Mr. Beinecke learned to play golf at Baltusrol, and he played “quite a bit” of recreational golf while he was a student. However, he said that he wasn’t aware that the varsity team was winning national championships. At the time, the clubhouse was a “shack” with food service and a hot dog stand in the parking lot where the cart barn is today. He played JV football, which was coached by Gerald Ford (then a student in the Law School). During WWII, he played golf at Pearl Harbor in 1945 on the day of FDR’s funeral at the course where “Light Horse” Harry Cooper was the pro.
Mr. Beinecke became a major benefactor of Yale golf and its course. In 1965 he made a significant donation for an complete in-ground watering system. At the dedication, he played with Ellis Knowles, the 1907 US Amateur runner-up and intercollegiate champion. He also gave further funds for the acquisition of carts and the laying of cart paths. Widdy Neale once drove him down the precipitous hill path from the thirteenth-hole tee box, an experience that led Beinecke to help arrange a land swap with the water company to allow the safer present route.

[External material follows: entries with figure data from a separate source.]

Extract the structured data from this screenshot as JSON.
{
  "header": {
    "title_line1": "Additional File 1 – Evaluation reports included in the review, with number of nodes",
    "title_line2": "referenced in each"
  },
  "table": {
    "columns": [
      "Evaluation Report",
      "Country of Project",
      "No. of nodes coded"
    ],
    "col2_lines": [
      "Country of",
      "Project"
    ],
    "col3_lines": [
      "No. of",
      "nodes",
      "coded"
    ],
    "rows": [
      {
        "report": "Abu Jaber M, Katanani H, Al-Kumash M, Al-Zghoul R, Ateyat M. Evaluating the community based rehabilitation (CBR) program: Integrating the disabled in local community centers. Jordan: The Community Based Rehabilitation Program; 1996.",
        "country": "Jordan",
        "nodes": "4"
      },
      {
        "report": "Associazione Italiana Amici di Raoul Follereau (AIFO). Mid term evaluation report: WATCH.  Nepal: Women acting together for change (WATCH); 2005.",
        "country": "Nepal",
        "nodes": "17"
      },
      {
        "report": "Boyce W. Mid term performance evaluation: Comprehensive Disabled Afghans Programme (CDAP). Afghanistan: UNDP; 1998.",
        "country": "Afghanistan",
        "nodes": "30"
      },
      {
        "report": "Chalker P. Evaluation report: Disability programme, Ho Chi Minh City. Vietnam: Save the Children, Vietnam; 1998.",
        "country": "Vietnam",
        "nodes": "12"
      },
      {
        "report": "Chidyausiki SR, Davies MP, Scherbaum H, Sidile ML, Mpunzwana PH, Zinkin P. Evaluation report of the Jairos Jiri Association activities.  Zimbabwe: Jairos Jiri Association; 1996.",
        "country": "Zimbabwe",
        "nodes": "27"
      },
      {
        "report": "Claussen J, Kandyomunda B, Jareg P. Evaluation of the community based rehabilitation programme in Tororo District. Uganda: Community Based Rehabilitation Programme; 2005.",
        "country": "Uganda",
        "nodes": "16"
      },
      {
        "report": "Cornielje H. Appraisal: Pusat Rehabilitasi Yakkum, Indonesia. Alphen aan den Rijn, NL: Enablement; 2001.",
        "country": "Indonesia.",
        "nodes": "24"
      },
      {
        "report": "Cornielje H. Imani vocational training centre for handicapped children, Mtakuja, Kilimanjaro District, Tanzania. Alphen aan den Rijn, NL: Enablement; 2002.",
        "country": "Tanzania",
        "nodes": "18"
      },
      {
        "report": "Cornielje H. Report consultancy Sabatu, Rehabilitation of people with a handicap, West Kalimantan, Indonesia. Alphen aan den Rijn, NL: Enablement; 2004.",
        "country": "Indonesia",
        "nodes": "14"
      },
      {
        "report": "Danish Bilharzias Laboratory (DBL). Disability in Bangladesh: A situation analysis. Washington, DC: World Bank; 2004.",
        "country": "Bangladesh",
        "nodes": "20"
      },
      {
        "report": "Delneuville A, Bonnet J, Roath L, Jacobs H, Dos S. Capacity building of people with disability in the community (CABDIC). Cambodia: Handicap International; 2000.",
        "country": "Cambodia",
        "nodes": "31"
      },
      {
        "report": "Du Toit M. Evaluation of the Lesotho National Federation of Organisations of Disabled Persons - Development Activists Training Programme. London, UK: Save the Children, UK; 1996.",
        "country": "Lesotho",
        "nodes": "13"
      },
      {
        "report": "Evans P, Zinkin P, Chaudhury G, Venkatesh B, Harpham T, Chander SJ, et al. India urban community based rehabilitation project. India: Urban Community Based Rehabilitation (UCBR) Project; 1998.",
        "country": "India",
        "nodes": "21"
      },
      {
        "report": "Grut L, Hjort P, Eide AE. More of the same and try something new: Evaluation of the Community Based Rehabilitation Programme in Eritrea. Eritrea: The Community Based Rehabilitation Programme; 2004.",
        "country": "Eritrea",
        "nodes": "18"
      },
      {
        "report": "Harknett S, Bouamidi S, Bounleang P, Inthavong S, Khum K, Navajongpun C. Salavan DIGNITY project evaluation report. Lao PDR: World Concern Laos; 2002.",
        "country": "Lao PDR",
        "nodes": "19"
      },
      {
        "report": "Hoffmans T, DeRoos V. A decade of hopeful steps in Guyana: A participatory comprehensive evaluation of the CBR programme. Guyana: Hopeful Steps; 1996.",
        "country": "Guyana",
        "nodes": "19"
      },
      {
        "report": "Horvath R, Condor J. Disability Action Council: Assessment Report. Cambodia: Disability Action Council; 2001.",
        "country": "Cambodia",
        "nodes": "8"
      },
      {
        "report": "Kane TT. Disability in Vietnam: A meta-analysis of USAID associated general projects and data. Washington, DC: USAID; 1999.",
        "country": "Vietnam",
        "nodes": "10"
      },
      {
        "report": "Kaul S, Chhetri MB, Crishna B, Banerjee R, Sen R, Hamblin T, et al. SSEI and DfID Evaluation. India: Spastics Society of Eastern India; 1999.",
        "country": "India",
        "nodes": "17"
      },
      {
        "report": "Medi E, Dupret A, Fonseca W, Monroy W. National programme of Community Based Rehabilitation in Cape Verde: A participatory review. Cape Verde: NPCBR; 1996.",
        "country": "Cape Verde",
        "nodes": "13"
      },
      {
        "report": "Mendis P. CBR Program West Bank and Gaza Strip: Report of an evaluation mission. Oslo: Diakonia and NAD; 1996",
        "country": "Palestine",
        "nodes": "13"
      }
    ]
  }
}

Then in 1979, he and his Prospect Hill Foundation made the donation for constructing the present Prospect Hill clubhouse. Back in the 1940’s, the “shack” that Beinecke remembered from his college years had been expanded to include a locker room and lunch counter. The Prospect Hill clubhouse was specifically designed around the fireplace from the original “shack.”
While on the board of trustees he was a defender of the course, but “never heard any talk of selling the course.” During the summer he plays at Eastward Ho in Chatham on Cape Cod where a portrait of Jess Sweetser hangs in the bar room. He played with Jess Sweetser and Watts Gunn in the 1960’s at the Cotton Bay Club on the island of Aleuthria. Sweetser was reprimanded by Gunn for his coarse language, saying “think of Bob up there in Atlanta not able to play golf anymore.” Watts Gunn and Bob Jones had been boyhood friends, and when they played in the final of the 1925 US Amateur it was the only time that members of the same club (East Lake) had done so. Now Beinecke plays in Father-Son Golf Association tournaments, and the Beineckes have twice been the three-generation champions. Dave Paterson started W. S. Beinecke Alumni Guest Tournament in his honor in the 1980’s.